I kinda got side-tracked in the month that had finish a book you started and never finished. Yikes! I always finish books I start if I like them and if I don’t, then I don’t finish them as there doesn’t seem to be, like you say, a point. So, it’s not like I wanted to go back and read any of those. Also, I read books specifically for specific reasons and don’t intend to “finish” them as when that specific reason is finished, I’m finished, at least in my eyes. Sometimes I just want something or other from a book and that’s that…hard to explain probably. So I didn’t really have any books to finish that I started and never finished. Then last month I was sort of stuck as I’m not a reader of classic romance usually…oh, I read the ones assigned in all my lit classes in college, etc., but if I had to choose one off a shelf and read it…I’m not sure I can bring myself to do that since I have a stack of book and a list that never ends and only so much reading time anyway, and so I just thought about the classic romances I read in college. Does that count? Probably not. lol Anyway, there wasn’t one I wanted to take the time to go back and re-read and I wasn’t sure I had a good intent of searching one out. And to be truthful, the ones I always liked the best were the ones that didn’t work out in the end…Age of Innocence, Anna Karenina, etc. What can I say…I’m not a prime time player. That said, I eagerly look forward to seeing what theme will be chosen for the coming month and one day it might fit the stack of books which always resides on my bedside table, scored from the library and diligently devoured. So, let me see if I can come up with some sort of non-fiction wonder that came out in 1955 and maybe I can play along this month after all. It’s such fun to try to fit in and I am not beating myself up if I don’t, because after all, I am just me. 🙂 Can’t wait to see what you all come up with for this one! Such fun. Thanks for offering it!
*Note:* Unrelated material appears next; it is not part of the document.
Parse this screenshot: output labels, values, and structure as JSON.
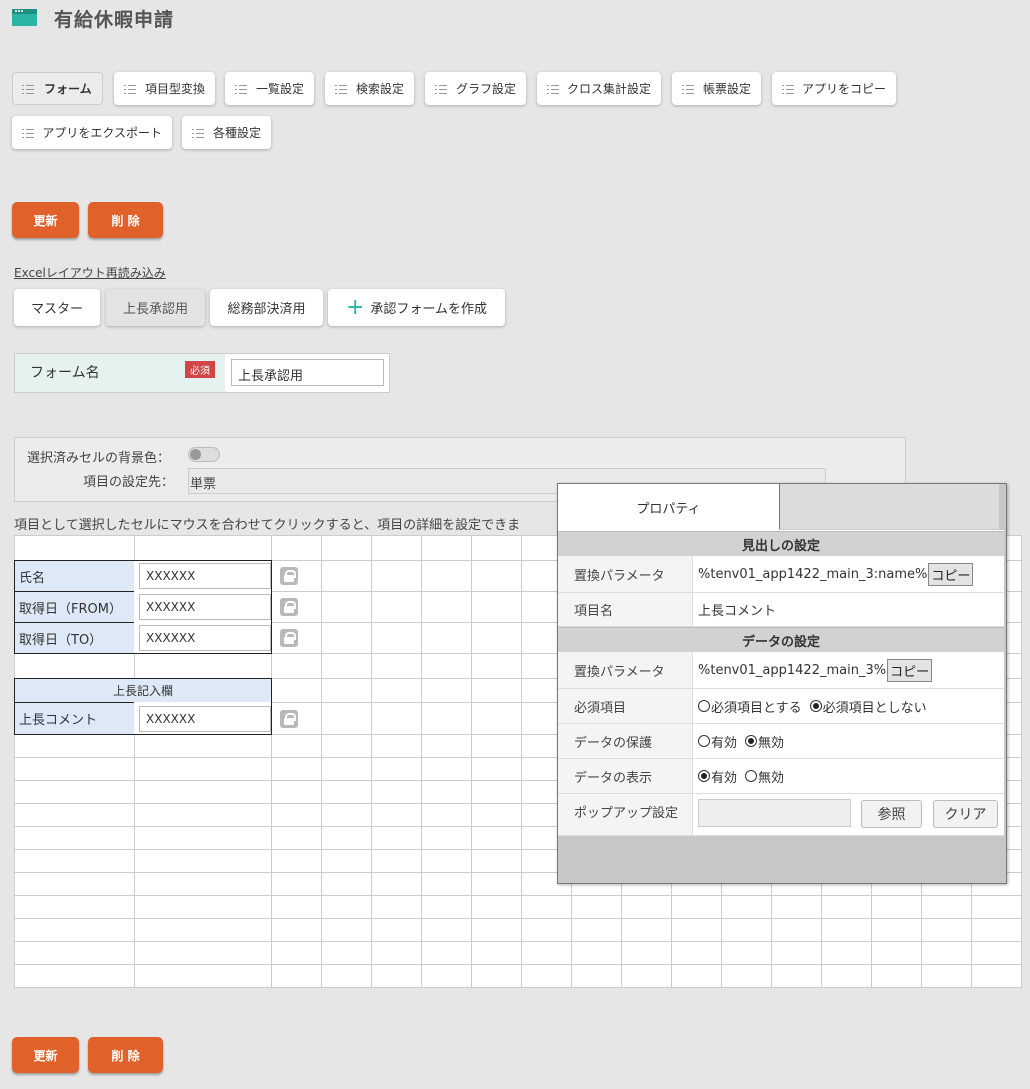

Thanks, Kayte! I hope you find a 1955 book in your stack and, if not, enjoy whatever you read!
I am not doing that well with following the plan (I finally finished my book set in another country–The Bone Clocks, which I loved, though not quite as much as Cloud Atlas), but just had to chime in and say that I read Persuasion for the first time last September and oh boy, it really is wonderful. One of my favorite Austen stories for sure.
Oh! I’m so glad you loved Persuasion!